Chris Conway
Chief Architect, Quantiv
I often travel by train as part of my work. But rather than having a daily short commute, my journeys tend to be less frequent and longer.
Ahead of each trip, I receive a reminder email with ticket confirmation, as well as advice about timings, luggage, connections, and Covid-19 precautions.
Since the pandemic began, we’ve all come to accept plans can often change. I now regularly find I’ve bought tickets for one date, only to have to change them later for travel on another day. But although the ticket changes work correctly, I still receive reminder emails for the original dates.
Receiving the right information… at the right time
Leaving aside that an email entitled “you’re travelling with us tomorrow” should probably arrive the day before the journey, it should also only be sent to those who are actually travelling on that date.
I presume this problem is just the result of an omission of a connection between systems. And it’s perhaps a forgivable mistake, because changing a ticket isn’t seen as being as important as buying a new one.

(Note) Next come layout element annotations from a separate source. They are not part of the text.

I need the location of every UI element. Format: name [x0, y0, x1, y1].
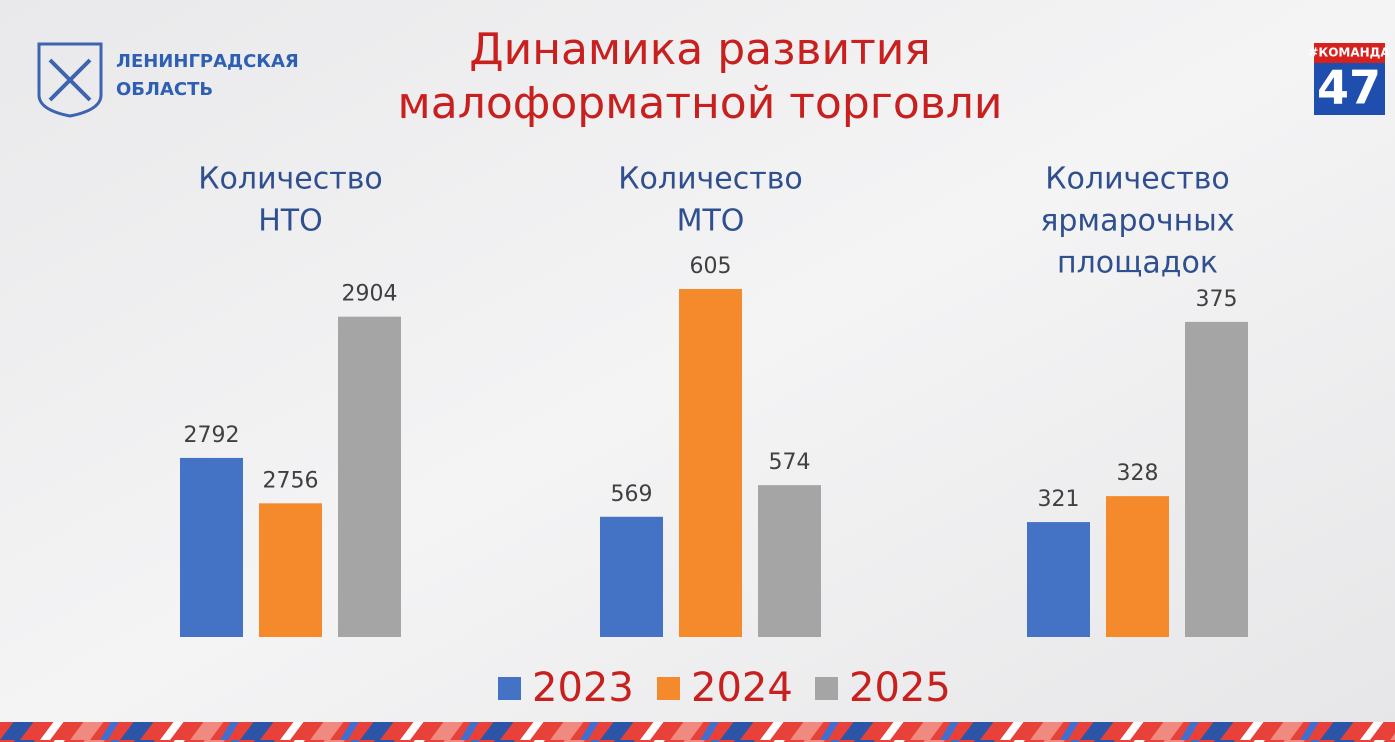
value-label: 2756	[263, 468, 319, 493]
value-label: 375	[1196, 287, 1238, 312]
chart-title: ярмарочных	[1040, 204, 1234, 239]
value-label: 2904	[342, 282, 398, 307]
bar	[180, 457, 243, 637]
chart-title: Количество	[618, 162, 803, 197]
bar	[1027, 522, 1090, 637]
value-label: 328	[1117, 461, 1159, 486]
chart-title: Количество	[1045, 162, 1230, 197]
chart-title: НТО	[258, 204, 323, 239]
value-label: 574	[769, 450, 811, 475]
logo	[37, 42, 103, 118]
bar	[1106, 496, 1169, 637]
legend-label: 2024	[691, 665, 793, 711]
logo-text: ЛЕНИНГРАДСКАЯ	[116, 51, 299, 72]
legend-swatch	[498, 677, 521, 700]
bar	[1185, 321, 1248, 637]
badge-number: 47	[1317, 61, 1381, 115]
bar	[679, 288, 742, 637]
legend-swatch	[815, 677, 838, 700]
legend-label: 2025	[849, 665, 951, 711]
badge	[1314, 43, 1385, 115]
slide-title: малоформатной торговли	[398, 78, 1003, 129]
bar	[338, 316, 401, 637]
legend-swatch	[657, 677, 680, 700]
chart-title: МТО	[677, 204, 745, 239]
value-label: 605	[690, 254, 732, 279]
bar	[259, 503, 322, 637]
value-label: 321	[1038, 487, 1080, 512]
bar	[758, 485, 821, 637]
value-label: 2792	[184, 423, 240, 448]
badge-tag: #КОМАНДА	[1308, 46, 1390, 60]
slide-title: Динамика развития	[469, 24, 931, 75]
value-label: 569	[611, 482, 653, 507]
logo-text: ОБЛАСТЬ	[116, 79, 213, 100]
bottom-stripe	[0, 722, 1395, 742]
bar	[600, 516, 663, 637]
legend-label: 2023	[532, 665, 634, 711]
chart-title: Количество	[198, 162, 383, 197]
chart-title: площадок	[1057, 246, 1218, 281]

However, the fact the discrepancy can exist at all reminds me data is often not shared in the way it should be. Many IT solutions now rely on messages being sent between applications. But if a message isn’t sent (or received), an inconsistency arises.
Rather than duplicate data in this way, a better solution is to share information.
Sending a message requires the sender to know about all possible recipients, and it's all too easy for one to be left out. But sharing only needs the sender to remember to publish the information, and that can be done independently of how it will be used. Consumers can then use the information in any way they see fit.
Big data and AI
In an age of big data and artificial intelligence (AI), it would be easy to assume this process could happen almost automatically. But rather than these technologies being a solution to sharing information, they can introduce more problems.
As their names suggest, big data and AI often relate to large data sets used to provide intelligence about unusual patterns within an organisation’s operation. In effect, they help identify ‘unknown unknowns’ within the data, i.e. future outcomes that haven't been predicted.
Identifying these patterns doesn’t depend on data being entirely complete, up to date, or even fully consistent. But it does require data to be comprehensive enough to allow patterns and dependencies to be seen.
In short, publication in this context can be quite a loose and varied process.
Operational management and data
For other uses, those characteristics are the opposite of what’s required. Operational management relates to well-understood metrics - the ‘known unknowns’ - so it’s important the information used is based on data that is complete, up to date and consistent. Conversely, the information only needs to include specific details, not all possible data.
Here, publication is a concise and unambiguous process.
When simply sharing isn’t enough
Using one form of data interchange where another is more appropriate leads to processing becoming inconsistent and unreliable. For example, receiving a reminder email for a train journey on which you’re no longer travelling.
Information sharing can offset many of the problems caused by data duplication or omission.
But on its own, sharing isn’t enough. Information must also be shared in the right way, using a coherent information format and service. Doing this will prevent problems that can happen when incomplete, delayed or inconsistent data is shared.
Analytical data and operational information both have their places, but they shouldn’t be confused.
An issue with a travel email might just lead to some anxious moments. But if the same problems were to apply to accounting for revenue or reporting on performance (especially against compliance targets), the consequences could be much more serious.